The head boy was from Ravenclaw, Andrew, but she only knew him from Prefect meetings and from Ancient Runes class. They hadn't spoken much – he was quiet and she was always off doing some project for herself or for Harry. Hermione was never one to waste time socializing. Now, she shook his hand and introduced herself again. He looked at her strangely, and she realized that everyone knew who she was. They patrolled the cars together, speaking very little.
"Hermione?" Andrew asked, finally, when they had gone back to the prefects carriage to change into their school things.
"Yes?" she asked, opening her small bag. All of her things were already there, after all.
"I don't know why they made me head boy," he blurted out, finally, after she'd stared him out of his silence.
"What do you mean?" she asked. "You've been a good prefect, make the best marks, and reliable."
"Yes but, why didn't they make Harry head boy?" he asked.
"Andrew, Harry isn't even a prefect!" she laughed.
"Yes, but he…"
"You were the best choice, obviously. Harry had his life laid out for him from the time he was a baby. If I were you, I'd be grateful I didn't have to live my life like that," she snapped. He didn't ask anymore questions.
Everyone changed. The train slowed and stopped. Outside, it rained the first rain of the new season. She had decided that she didn't like Hogwarts in the summer time after all.
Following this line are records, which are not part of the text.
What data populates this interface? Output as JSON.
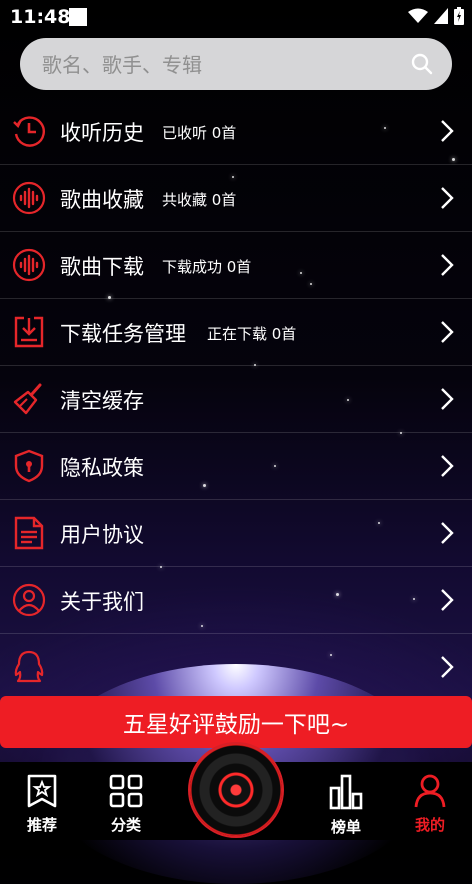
{
  "status": {
    "time": "11:48"
  },
  "search": {
    "placeholder": "歌名、歌手、专辑"
  },
  "menu": [
    {
      "icon": "history-clock-icon",
      "title": "收听历史",
      "sub": "已收听 0首"
    },
    {
      "icon": "sound-wave-icon",
      "title": "歌曲收藏",
      "sub": "共收藏 0首"
    },
    {
      "icon": "sound-wave-icon",
      "title": "歌曲下载",
      "sub": "下载成功 0首"
    },
    {
      "icon": "download-tray-icon",
      "title": "下载任务管理",
      "sub": "正在下载 0首"
    },
    {
      "icon": "broom-icon",
      "title": "清空缓存",
      "sub": ""
    },
    {
      "icon": "shield-lock-icon",
      "title": "隐私政策",
      "sub": ""
    },
    {
      "icon": "document-icon",
      "title": "用户协议",
      "sub": ""
    },
    {
      "icon": "user-circle-icon",
      "title": "关于我们",
      "sub": ""
    },
    {
      "icon": "qq-penguin-icon",
      "title": "",
      "sub": ""
    }
  ],
  "banner": {
    "text": "五星好评鼓励一下吧~"
  },
  "tabs": [
    {
      "label": "推荐",
      "icon": "star-book-icon",
      "active": false
    },
    {
      "label": "分类",
      "icon": "grid-icon",
      "active": false
    },
    {
      "label": "榜单",
      "icon": "chart-bars-icon",
      "active": false
    },
    {
      "label": "我的",
      "icon": "person-icon",
      "active": true
    }
  ],
  "colors": {
    "accent": "#ee1d24",
    "icon_red": "#e5262a"
  }
}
She wanted to put the last year behind her – the cancer, the war, and maybe even the love affair. She missed Severus, missed him so much she felt as if she weren't getting enough air, but what could they do? They would have to wait and Hermione feared that in a year of waiting he would grow tired of her. Her hopes were not high.
Hagrid hugged her when he spotted her but he said nothing of her fleeing the castle. She stepped back and helped him point the first years to the boats waiting to take them across the tumultuous lake. When the last first year was in a boat, she looked toward the carriages already filling up with students. The carriages that had once been horseless. Now, the thestrals beat their hooves in the mud, anxious to get out of the rain. She climbed into the one in the back of the line that was beginning to move toward the castle and inside were a few second year Slytherins. They didn't look smug or superior; in fact, they looked uncomfortable at the sight of the head girl. Hermione decided to say nothing to them and she rode the bumpy, wet road to the castle staring out the window, steeling herself, preparing herself to see Severus at the high table, sneering down at her.